Mais pour sa part, en bon libéral,Lippmann ne reproche pas aux évolutions modernes leur rapidité follement déstabilisante, mais il déplore l'incapacité « des masses populaires » à les suivre. Pour lui, la seule façon de réduire ce décalage est d'adapter les populations aux exigences du monde moderne par quelques réformes bien pensées, qui vont toutes dans le sens de la flexibilité et de l'adaptabilité. J'ai longtemps cru, un peu naïvement, que ces réformes avaient pour seul et unique but de réduire les coûts et d'augmenter les profits, comme le veut le libéralisme classique qui ajoute avec cynisme que toute la richesse créée finira bien, finalement, par ruisseler sur la population enfin "adaptée" aux rythmes de la division du travail à outrance !
En fait, non. Philosophiquement parlant, le projet néolibéral consiste à adapter des populations déficientes, lentes à réagir, à l'accélération des flux de marchandises, de capitaux et d'informations. Certes, c'est au moins aussi violent que la course au profit. Mais ce projet pose surtout une question démocratique majeure : à quel moment le peuple souverain a-t-il pris la décision qu'il lui fallait s'adapter à cette accélération du monde 3 ?
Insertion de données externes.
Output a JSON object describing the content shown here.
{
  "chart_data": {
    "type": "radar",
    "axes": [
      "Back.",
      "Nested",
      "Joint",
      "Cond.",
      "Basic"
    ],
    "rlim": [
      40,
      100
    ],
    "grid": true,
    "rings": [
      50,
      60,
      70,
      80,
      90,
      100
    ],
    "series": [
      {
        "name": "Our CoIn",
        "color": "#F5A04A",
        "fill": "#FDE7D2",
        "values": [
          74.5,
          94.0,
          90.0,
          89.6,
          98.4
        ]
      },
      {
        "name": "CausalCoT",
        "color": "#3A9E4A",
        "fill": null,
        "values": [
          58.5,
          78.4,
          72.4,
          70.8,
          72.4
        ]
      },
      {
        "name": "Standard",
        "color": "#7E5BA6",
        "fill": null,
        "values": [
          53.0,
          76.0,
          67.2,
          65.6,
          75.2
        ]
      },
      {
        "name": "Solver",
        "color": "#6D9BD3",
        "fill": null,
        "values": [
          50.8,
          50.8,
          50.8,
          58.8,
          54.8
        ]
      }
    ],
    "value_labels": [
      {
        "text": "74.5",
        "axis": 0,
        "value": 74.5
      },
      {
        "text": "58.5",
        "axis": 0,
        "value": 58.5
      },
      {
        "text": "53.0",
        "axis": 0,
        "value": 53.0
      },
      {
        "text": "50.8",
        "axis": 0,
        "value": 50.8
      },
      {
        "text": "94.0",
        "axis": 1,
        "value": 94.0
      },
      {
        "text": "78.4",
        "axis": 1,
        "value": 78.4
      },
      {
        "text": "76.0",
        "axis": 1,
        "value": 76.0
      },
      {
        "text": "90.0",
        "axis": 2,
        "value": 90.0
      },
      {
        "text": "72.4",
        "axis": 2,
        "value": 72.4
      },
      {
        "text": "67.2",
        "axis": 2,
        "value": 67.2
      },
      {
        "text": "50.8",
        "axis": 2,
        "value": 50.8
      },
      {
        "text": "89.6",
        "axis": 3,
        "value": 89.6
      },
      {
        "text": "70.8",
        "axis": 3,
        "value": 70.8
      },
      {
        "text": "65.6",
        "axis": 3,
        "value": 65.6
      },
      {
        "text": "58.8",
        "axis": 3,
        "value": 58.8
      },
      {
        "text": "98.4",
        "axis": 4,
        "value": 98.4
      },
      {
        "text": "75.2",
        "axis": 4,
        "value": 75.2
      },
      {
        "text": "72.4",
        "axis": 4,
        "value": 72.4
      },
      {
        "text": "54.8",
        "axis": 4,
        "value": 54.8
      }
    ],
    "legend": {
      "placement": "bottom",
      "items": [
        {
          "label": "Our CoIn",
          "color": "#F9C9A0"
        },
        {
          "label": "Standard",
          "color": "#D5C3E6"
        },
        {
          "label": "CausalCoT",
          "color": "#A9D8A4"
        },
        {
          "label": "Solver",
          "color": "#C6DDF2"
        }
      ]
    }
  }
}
Barbara Stiegler, et c'est un autre apport majeur de son livre, nous apprend que cette question a été posée et plutôt bien traitée par un contemporain de Lippmann, John Dewey, dont elle fouille et retrace la pensée en parallèle de celle de Lippmann. Car Dewey proposait une autre forme de libéralisme : celle qui ne considère pas les citoyens comme des inadaptés, mais comme des gens qui s'adaptent lentement. Dewey mise sur l'intelligence collective pour envisager que, face aux mutations économiques de la modernité, les populations sauraient trouver les moyens de décider aux mêmes de la meilleure voie à emprunter.
Pour Dewey, et contrairement à Lippmann, le but ultime de nos sociétés n'est pas fixé d'avance : il est à déterminer collectivement en fonction de nos possibilités humaines. Pour Lippmann, et c'est ce qui rend le néolibéralisme lippmannien détestable aux yeux des gens de gauche, toutes les politiques publiques, y compris dans le domaine de l'éducation et de la santé, doivent être dirigées vers l'objectif d'une amélioration des capacités productives de la société et de son efficacité économique.